RSS without regularisation for training data is 3148488.9209281285
RSS with regularisation for training data is 3154740.538144643
RSS without regularisation for testing data is 960707.0916872026
RSS with regularisation for testing data is 962429.5493680306


We can see that after regularisation, the RSS value has changed. 

**Lasso Regularisation**

In [236]:
def l1_regularisation_rss_compute(B, X, y, C_lambda):
    y_hat = np.matmul(X, B)
    y_reg = y_hat + C_lambda *  np.sum(abs(B))
    error = 0 
    for i in range(len(y_reg)):
        error = error + (y.iat[i]-y_reg[i])**2
    return error

In [237]:
result_l1_reg = minimize(fun=l1_regularisation_rss_compute, x0=B0, args= (X_train,y_train,lambda_1))
result_l1_reg.x

array([ 1.13602643e-02, -1.04214639e+00, -1.81251290e-01,  1.56501246e-02,
       -1.66793773e+00,  4.81886591e-03, -3.75545087e-03,  4.18480434e+00,
       -4.47948886e-01,  8.05392909e-01,  2.92263589e-01])

In [238]:
Results_l1_reg = { "Attribute" : list(X_train.columns.values), "Results" : result_l1_reg.x}
Results_l1_reg = pd.DataFrame(Results,columns=['Attribute','Results'])
Results_l1_reg

Unnamed: 0,Attribute,Results
0,fixed acidity,0.011281
1,volatile acidity,-1.042209
2,citric acid,-0.181255
3,residual sugar,0.015613
4,chlorides,-1.668063
5,free sulfur dioxide,0.00482
6,total sulfur dioxide,-0.003756
7,density,4.272971
8,pH,-0.448337
9,sulphates,0.805282


The end results of the L1 regularisation seem to be similar to that of the L2 regularisation. Running the Chi test on the data, gives pvalue as 1 as well. But the chi Statistic value has decrease with respect to thte L2 regularisation 


In [239]:
obs_l1reg_test = np.matmul(X_test, result_l1_reg.x)
chi_l1reg_test_stat = chisquare(obs_l1reg_test,f_exp=y_test.values)[0]
chi_l1reg_test_p = chisquare(obs_l1reg_test,f_exp=y_test.values)[1]

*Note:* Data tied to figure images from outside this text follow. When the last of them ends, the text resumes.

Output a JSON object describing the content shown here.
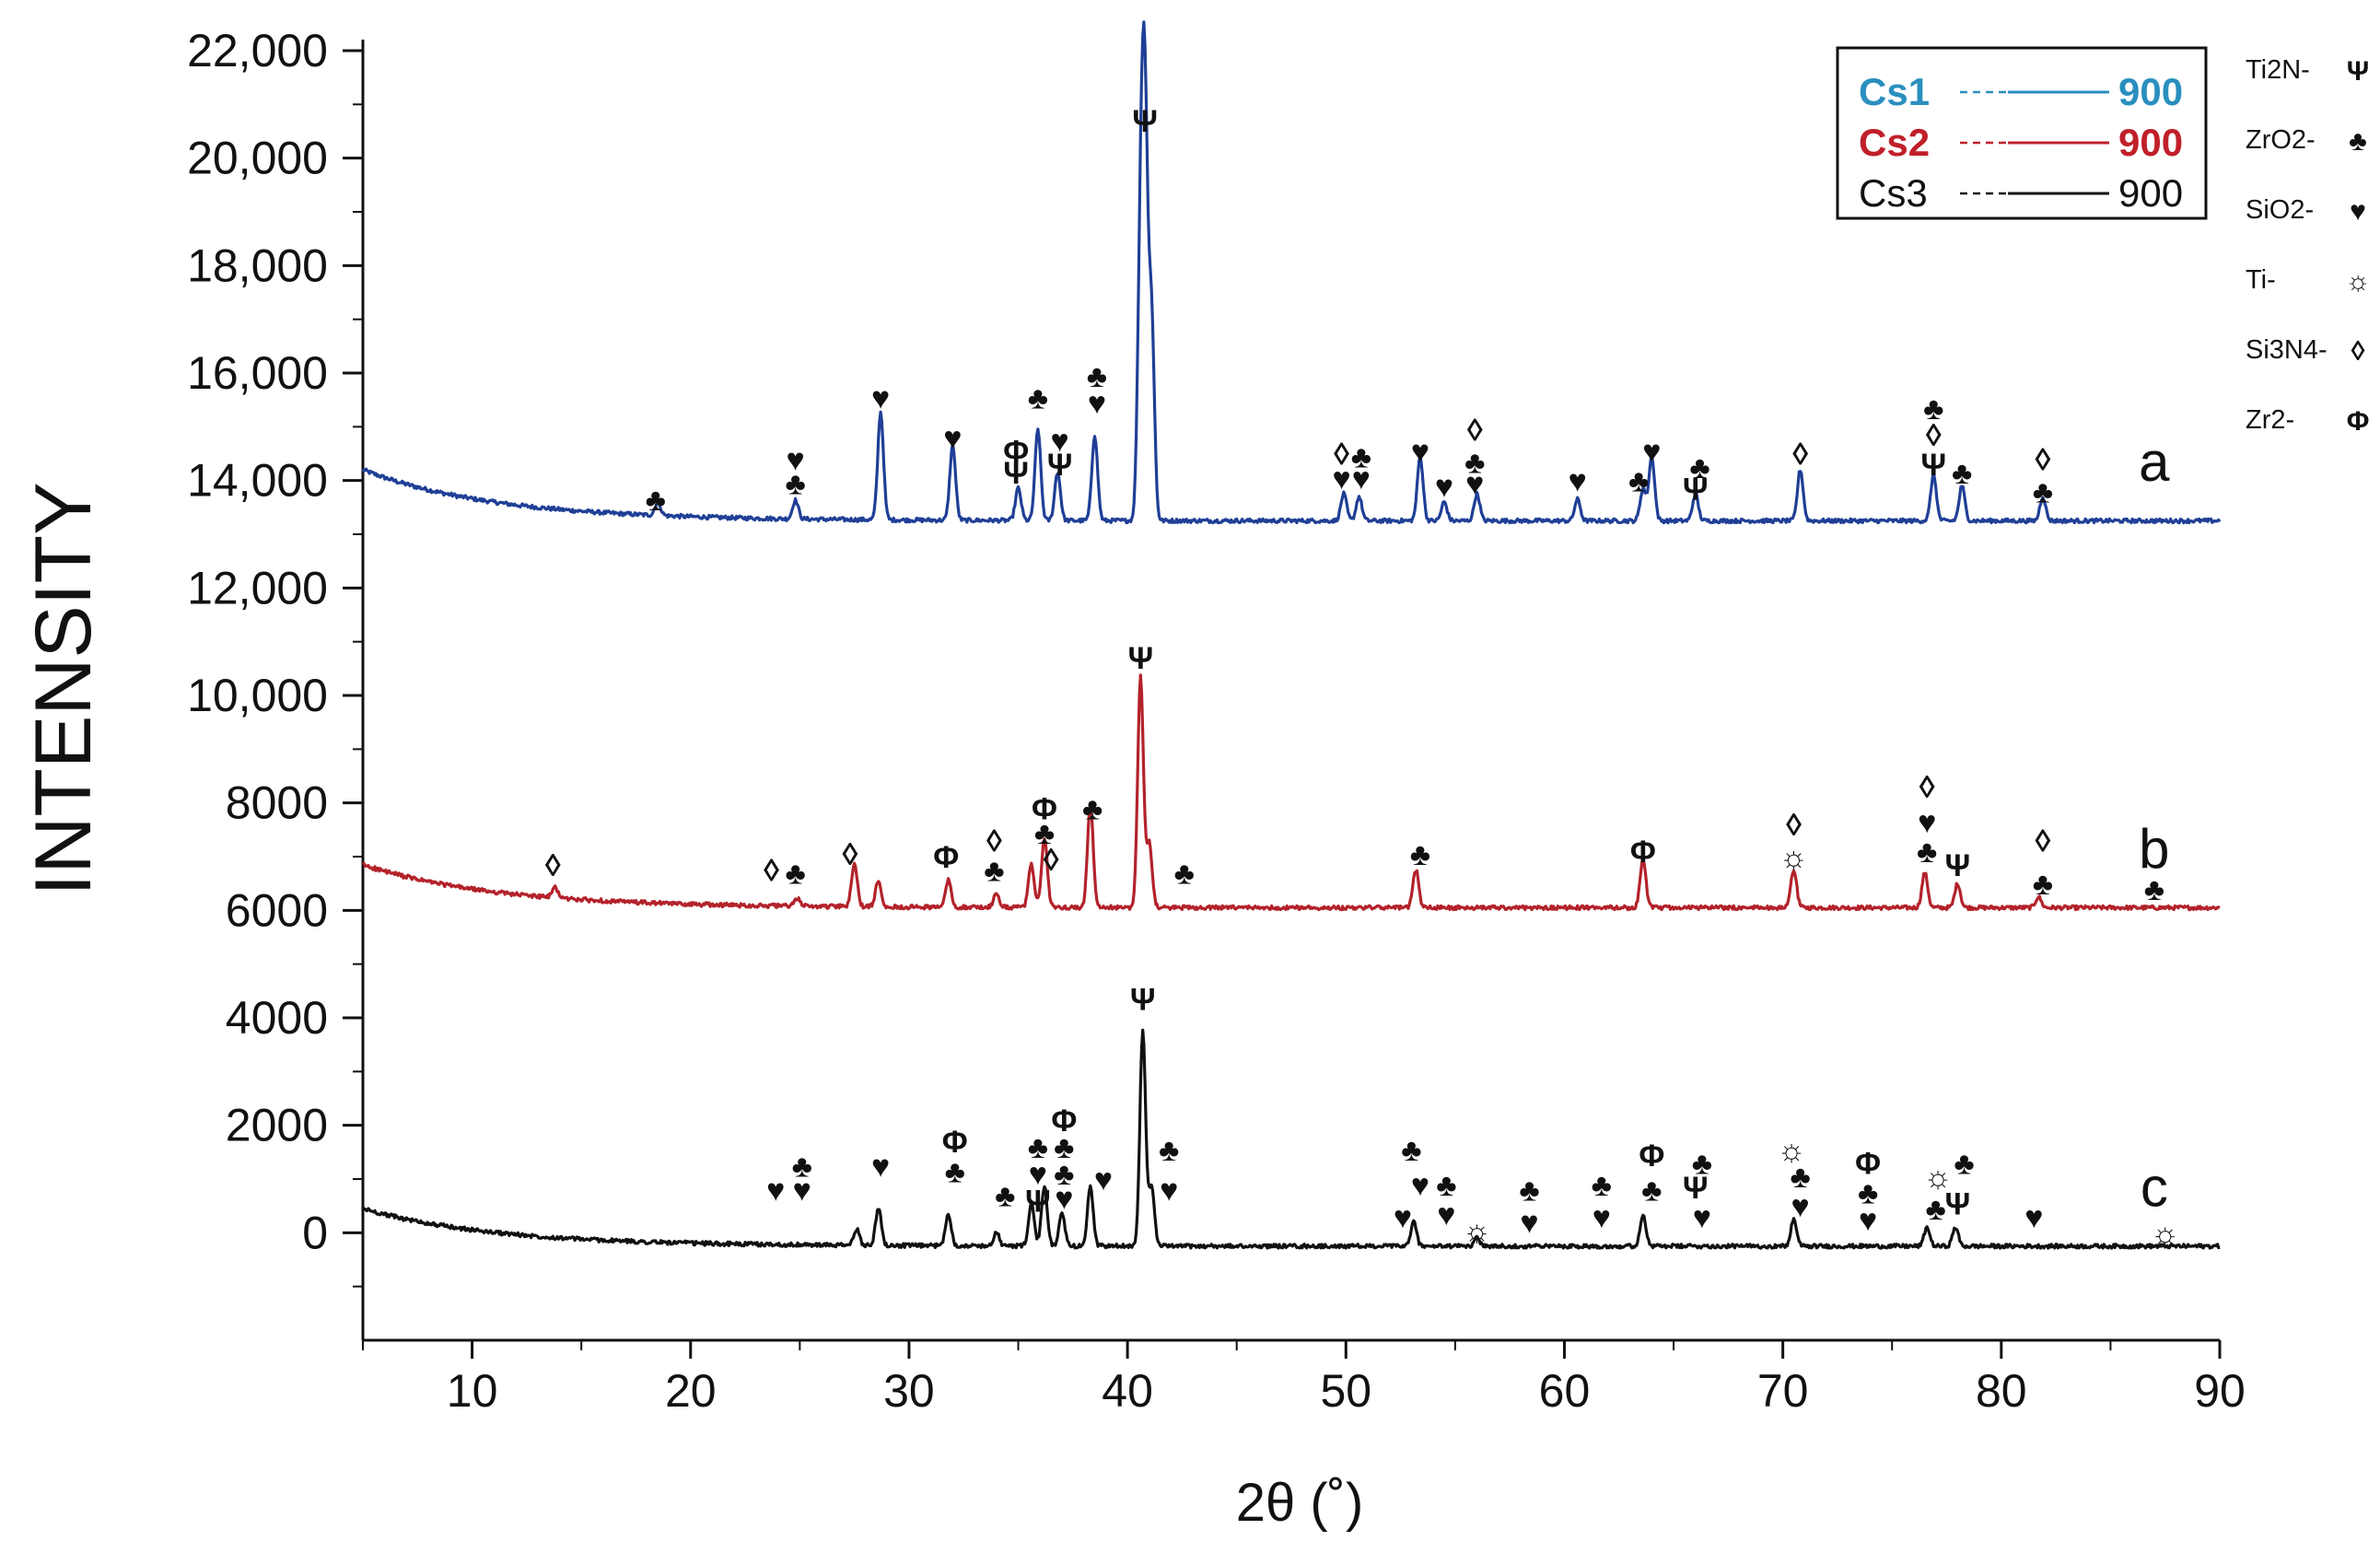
{
  "chart_data": {
    "type": "line",
    "xlabel": "2θ (˚)",
    "ylabel": "INTENSITY",
    "xlim": [
      5,
      90
    ],
    "ylim": [
      -2000,
      22000
    ],
    "x_ticks": [
      10,
      20,
      30,
      40,
      50,
      60,
      70,
      80,
      90
    ],
    "x_tick_labels": [
      "10",
      "20",
      "30",
      "40",
      "50",
      "60",
      "70",
      "80",
      "90"
    ],
    "y_ticks": [
      0,
      2000,
      4000,
      6000,
      8000,
      10000,
      12000,
      14000,
      16000,
      18000,
      20000,
      22000
    ],
    "y_tick_labels": [
      "0",
      "2000",
      "4000",
      "6000",
      "8000",
      "10,000",
      "12,000",
      "14,000",
      "16,000",
      "18,000",
      "20,000",
      "22,000"
    ],
    "grid": false,
    "legend": {
      "position": "top-right",
      "entries": [
        {
          "label": "Cs1",
          "value": "900",
          "color": "#2a8fbf"
        },
        {
          "label": "Cs2",
          "value": "900",
          "color": "#c0202a"
        },
        {
          "label": "Cs3",
          "value": "900",
          "color": "#111111"
        }
      ]
    },
    "phase_key": [
      {
        "label": "Ti2N-",
        "marker": "Ψ"
      },
      {
        "label": "ZrO2-",
        "marker": "♣"
      },
      {
        "label": "SiO2-",
        "marker": "♥"
      },
      {
        "label": "Ti-",
        "marker": "☼"
      },
      {
        "label": "Si3N4-",
        "marker": "◊"
      },
      {
        "label": "Zr2-",
        "marker": "Φ"
      }
    ],
    "series": [
      {
        "name": "a",
        "legend_label": "Cs1",
        "color": "#1f3f96",
        "baseline": 13250,
        "start": [
          5,
          14200
        ],
        "label_x": 87,
        "peaks": [
          [
            18.5,
            250
          ],
          [
            24.8,
            350
          ],
          [
            28.7,
            2000
          ],
          [
            32.0,
            1400
          ],
          [
            35.0,
            600
          ],
          [
            35.9,
            1700
          ],
          [
            36.8,
            900
          ],
          [
            38.5,
            1600
          ],
          [
            40.6,
            5000
          ],
          [
            40.8,
            7100
          ],
          [
            41.1,
            3800
          ],
          [
            49.9,
            500
          ],
          [
            50.6,
            450
          ],
          [
            53.4,
            1200
          ],
          [
            54.5,
            350
          ],
          [
            56.0,
            500
          ],
          [
            60.6,
            400
          ],
          [
            63.6,
            600
          ],
          [
            64.0,
            1200
          ],
          [
            66.0,
            500
          ],
          [
            70.8,
            950
          ],
          [
            76.9,
            850
          ],
          [
            78.2,
            650
          ],
          [
            81.9,
            450
          ]
        ],
        "markers": [
          {
            "x": 18.4,
            "y": 13650,
            "s": "♣"
          },
          {
            "x": 24.8,
            "y": 14400,
            "s": "♥"
          },
          {
            "x": 24.8,
            "y": 13950,
            "s": "♣"
          },
          {
            "x": 28.7,
            "y": 15550,
            "s": "♥"
          },
          {
            "x": 32.0,
            "y": 14800,
            "s": "♥"
          },
          {
            "x": 34.9,
            "y": 14550,
            "s": "Φ"
          },
          {
            "x": 34.9,
            "y": 14150,
            "s": "Ψ"
          },
          {
            "x": 35.9,
            "y": 15550,
            "s": "♣"
          },
          {
            "x": 36.9,
            "y": 14750,
            "s": "♥"
          },
          {
            "x": 36.9,
            "y": 14300,
            "s": "Ψ"
          },
          {
            "x": 38.6,
            "y": 15950,
            "s": "♣"
          },
          {
            "x": 38.6,
            "y": 15450,
            "s": "♥"
          },
          {
            "x": 40.8,
            "y": 20700,
            "s": "Ψ"
          },
          {
            "x": 49.8,
            "y": 14500,
            "s": "◊"
          },
          {
            "x": 49.8,
            "y": 14050,
            "s": "♥"
          },
          {
            "x": 50.7,
            "y": 14450,
            "s": "♣"
          },
          {
            "x": 50.7,
            "y": 14050,
            "s": "♥"
          },
          {
            "x": 53.4,
            "y": 14550,
            "s": "♥"
          },
          {
            "x": 54.5,
            "y": 13900,
            "s": "♥"
          },
          {
            "x": 55.9,
            "y": 14950,
            "s": "◊"
          },
          {
            "x": 55.9,
            "y": 14350,
            "s": "♣"
          },
          {
            "x": 55.9,
            "y": 13950,
            "s": "♥"
          },
          {
            "x": 60.6,
            "y": 14000,
            "s": "♥"
          },
          {
            "x": 63.4,
            "y": 14000,
            "s": "♣"
          },
          {
            "x": 64.0,
            "y": 14550,
            "s": "♥"
          },
          {
            "x": 66.2,
            "y": 14250,
            "s": "♣"
          },
          {
            "x": 66.0,
            "y": 13850,
            "s": "Ψ"
          },
          {
            "x": 70.8,
            "y": 14500,
            "s": "◊"
          },
          {
            "x": 76.9,
            "y": 15350,
            "s": "♣"
          },
          {
            "x": 76.9,
            "y": 14850,
            "s": "◊"
          },
          {
            "x": 76.9,
            "y": 14300,
            "s": "Ψ"
          },
          {
            "x": 78.2,
            "y": 14150,
            "s": "♣"
          },
          {
            "x": 81.9,
            "y": 14400,
            "s": "◊"
          },
          {
            "x": 81.9,
            "y": 13800,
            "s": "♣"
          }
        ]
      },
      {
        "name": "b",
        "legend_label": "Cs2",
        "color": "#b3222a",
        "baseline": 6050,
        "start": [
          5,
          6850
        ],
        "label_x": 87,
        "peaks": [
          [
            13.8,
            200
          ],
          [
            24.9,
            150
          ],
          [
            27.5,
            800
          ],
          [
            28.6,
            500
          ],
          [
            31.8,
            500
          ],
          [
            34.0,
            250
          ],
          [
            35.6,
            800
          ],
          [
            36.2,
            1300
          ],
          [
            38.3,
            1900
          ],
          [
            40.6,
            4300
          ],
          [
            41.0,
            1200
          ],
          [
            53.2,
            700
          ],
          [
            63.6,
            900
          ],
          [
            70.5,
            700
          ],
          [
            76.5,
            650
          ],
          [
            78.0,
            450
          ],
          [
            81.7,
            200
          ]
        ],
        "markers": [
          {
            "x": 13.7,
            "y": 6850,
            "s": "◊"
          },
          {
            "x": 23.7,
            "y": 6750,
            "s": "◊"
          },
          {
            "x": 24.8,
            "y": 6700,
            "s": "♣"
          },
          {
            "x": 27.3,
            "y": 7050,
            "s": "◊"
          },
          {
            "x": 31.7,
            "y": 7000,
            "s": "Φ"
          },
          {
            "x": 33.9,
            "y": 7300,
            "s": "◊"
          },
          {
            "x": 33.9,
            "y": 6750,
            "s": "♣"
          },
          {
            "x": 36.2,
            "y": 7900,
            "s": "Φ"
          },
          {
            "x": 36.2,
            "y": 7450,
            "s": "♣"
          },
          {
            "x": 36.5,
            "y": 6950,
            "s": "◊"
          },
          {
            "x": 38.4,
            "y": 7900,
            "s": "♣"
          },
          {
            "x": 40.6,
            "y": 10700,
            "s": "Ψ"
          },
          {
            "x": 42.6,
            "y": 6700,
            "s": "♣"
          },
          {
            "x": 53.4,
            "y": 7050,
            "s": "♣"
          },
          {
            "x": 63.6,
            "y": 7100,
            "s": "Φ"
          },
          {
            "x": 70.5,
            "y": 7600,
            "s": "◊"
          },
          {
            "x": 70.5,
            "y": 7000,
            "s": "☼"
          },
          {
            "x": 76.6,
            "y": 8300,
            "s": "◊"
          },
          {
            "x": 76.6,
            "y": 7650,
            "s": "♥"
          },
          {
            "x": 76.6,
            "y": 7100,
            "s": "♣"
          },
          {
            "x": 78.0,
            "y": 6850,
            "s": "Ψ"
          },
          {
            "x": 81.9,
            "y": 7300,
            "s": "◊"
          },
          {
            "x": 81.9,
            "y": 6500,
            "s": "♣"
          },
          {
            "x": 87.0,
            "y": 6400,
            "s": "♣"
          }
        ]
      },
      {
        "name": "c",
        "legend_label": "Cs3",
        "color": "#111111",
        "baseline": -250,
        "start": [
          5,
          450
        ],
        "label_x": 87,
        "peaks": [
          [
            27.6,
            300
          ],
          [
            28.6,
            700
          ],
          [
            31.8,
            600
          ],
          [
            34.0,
            250
          ],
          [
            35.6,
            800
          ],
          [
            36.2,
            1100
          ],
          [
            37.0,
            600
          ],
          [
            38.3,
            1100
          ],
          [
            40.7,
            4000
          ],
          [
            41.1,
            1100
          ],
          [
            53.1,
            450
          ],
          [
            56.0,
            150
          ],
          [
            63.6,
            600
          ],
          [
            70.5,
            500
          ],
          [
            76.6,
            350
          ],
          [
            77.9,
            350
          ]
        ],
        "markers": [
          {
            "x": 23.9,
            "y": 800,
            "s": "♥"
          },
          {
            "x": 25.1,
            "y": 1250,
            "s": "♣"
          },
          {
            "x": 25.1,
            "y": 800,
            "s": "♥"
          },
          {
            "x": 28.7,
            "y": 1250,
            "s": "♥"
          },
          {
            "x": 32.1,
            "y": 1700,
            "s": "Φ"
          },
          {
            "x": 32.1,
            "y": 1150,
            "s": "♣"
          },
          {
            "x": 34.4,
            "y": 700,
            "s": "♣"
          },
          {
            "x": 35.9,
            "y": 1600,
            "s": "♣"
          },
          {
            "x": 35.9,
            "y": 1100,
            "s": "♥"
          },
          {
            "x": 35.9,
            "y": 600,
            "s": "Ψ"
          },
          {
            "x": 37.1,
            "y": 2100,
            "s": "Φ"
          },
          {
            "x": 37.1,
            "y": 1600,
            "s": "♣"
          },
          {
            "x": 37.1,
            "y": 1100,
            "s": "♣"
          },
          {
            "x": 37.1,
            "y": 650,
            "s": "♥"
          },
          {
            "x": 38.9,
            "y": 1000,
            "s": "♥"
          },
          {
            "x": 40.7,
            "y": 4350,
            "s": "Ψ"
          },
          {
            "x": 41.9,
            "y": 1550,
            "s": "♣"
          },
          {
            "x": 41.9,
            "y": 800,
            "s": "♥"
          },
          {
            "x": 52.6,
            "y": 300,
            "s": "♥"
          },
          {
            "x": 53.0,
            "y": 1550,
            "s": "♣"
          },
          {
            "x": 53.4,
            "y": 900,
            "s": "♥"
          },
          {
            "x": 54.6,
            "y": 900,
            "s": "♣"
          },
          {
            "x": 54.6,
            "y": 350,
            "s": "♥"
          },
          {
            "x": 56.0,
            "y": 50,
            "s": "☼"
          },
          {
            "x": 58.4,
            "y": 800,
            "s": "♣"
          },
          {
            "x": 58.4,
            "y": 200,
            "s": "♥"
          },
          {
            "x": 61.7,
            "y": 900,
            "s": "♣"
          },
          {
            "x": 61.7,
            "y": 300,
            "s": "♥"
          },
          {
            "x": 64.0,
            "y": 1450,
            "s": "Φ"
          },
          {
            "x": 64.0,
            "y": 800,
            "s": "♣"
          },
          {
            "x": 66.3,
            "y": 1300,
            "s": "♣"
          },
          {
            "x": 66.0,
            "y": 850,
            "s": "Ψ"
          },
          {
            "x": 66.3,
            "y": 300,
            "s": "♥"
          },
          {
            "x": 70.4,
            "y": 1550,
            "s": "☼"
          },
          {
            "x": 70.8,
            "y": 1050,
            "s": "♣"
          },
          {
            "x": 70.8,
            "y": 500,
            "s": "♥"
          },
          {
            "x": 73.9,
            "y": 1300,
            "s": "Φ"
          },
          {
            "x": 73.9,
            "y": 750,
            "s": "♣"
          },
          {
            "x": 73.9,
            "y": 250,
            "s": "♥"
          },
          {
            "x": 77.1,
            "y": 1050,
            "s": "☼"
          },
          {
            "x": 77.0,
            "y": 450,
            "s": "♣"
          },
          {
            "x": 78.3,
            "y": 1300,
            "s": "♣"
          },
          {
            "x": 78.0,
            "y": 550,
            "s": "Ψ"
          },
          {
            "x": 81.5,
            "y": 300,
            "s": "♥"
          },
          {
            "x": 87.5,
            "y": 0,
            "s": "☼"
          }
        ]
      }
    ]
  }
}
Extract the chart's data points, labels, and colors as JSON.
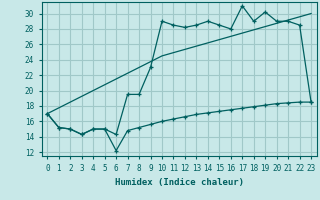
{
  "xlabel": "Humidex (Indice chaleur)",
  "bg_color": "#c8e8e8",
  "line_color": "#006060",
  "grid_color": "#a0c8c8",
  "xlim": [
    -0.5,
    23.5
  ],
  "ylim": [
    11.5,
    31.5
  ],
  "yticks": [
    12,
    14,
    16,
    18,
    20,
    22,
    24,
    26,
    28,
    30
  ],
  "xticks": [
    0,
    1,
    2,
    3,
    4,
    5,
    6,
    7,
    8,
    9,
    10,
    11,
    12,
    13,
    14,
    15,
    16,
    17,
    18,
    19,
    20,
    21,
    22,
    23
  ],
  "line1_x": [
    0,
    1,
    2,
    3,
    4,
    5,
    6,
    7,
    8,
    9,
    10,
    11,
    12,
    13,
    14,
    15,
    16,
    17,
    18,
    19,
    20,
    21,
    22,
    23
  ],
  "line1_y": [
    17.0,
    15.2,
    15.0,
    14.3,
    15.0,
    15.0,
    14.3,
    19.5,
    19.5,
    23.0,
    29.0,
    28.5,
    28.2,
    28.5,
    29.0,
    28.5,
    28.0,
    31.0,
    29.0,
    30.2,
    29.0,
    29.0,
    28.5,
    18.5
  ],
  "line2_x": [
    0,
    10,
    23
  ],
  "line2_y": [
    17.0,
    24.5,
    30.0
  ],
  "line3_x": [
    0,
    1,
    2,
    3,
    4,
    5,
    6,
    7,
    8,
    9,
    10,
    11,
    12,
    13,
    14,
    15,
    16,
    17,
    18,
    19,
    20,
    21,
    22,
    23
  ],
  "line3_y": [
    17.0,
    15.2,
    15.0,
    14.3,
    15.0,
    15.0,
    12.2,
    14.8,
    15.2,
    15.6,
    16.0,
    16.3,
    16.6,
    16.9,
    17.1,
    17.3,
    17.5,
    17.7,
    17.9,
    18.1,
    18.3,
    18.4,
    18.5,
    18.5
  ]
}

print("The Results of the chi square test on the test data with regularisation is  : ")
print("Chi Statistic = " + str(chi_l1reg_test_stat))
print("p value = " + str(chi_l1reg_test_p))

The Results of the chi square test on the test data with regularisation is  : 
Chi Statistic = 23.07928486762725
p value = 1.0


In [240]:
avg_sulfur = 46.47
avg_chloride = 0.087

per_sulfur_chng = 0.01 * avg_sulfur * Results_l1_reg.loc[Results_l1_reg['Attribute'] == 'total sulfur dioxide']['Results'].iat[0]
per_chloride_chng = 0.01 * avg_chloride * Results_l1_reg.loc[Results_l1_reg['Attribute'] == 'chlorides']['Results'].iat[0]
print("Change in Quality for 1 percent change in total sulfur dioxide = " + str(per_sulfur_chng))
print("Change in Quality for 1 percent change in chlorides = " + str(per_chloride_chng))


Change in Quality for 1 percent change in total sulfur dioxide = -0.0017452609192854633
Change in Quality for 1 percent change in chlorides = -0.0014512151279972394


Looking at the results for the chloride and sulfur change, i still feel that the magnitude of the features in X affect the end value. To get a perfect analysis on whether a feature is really important or not, they have to be bought to the same scale using normalisation techniques.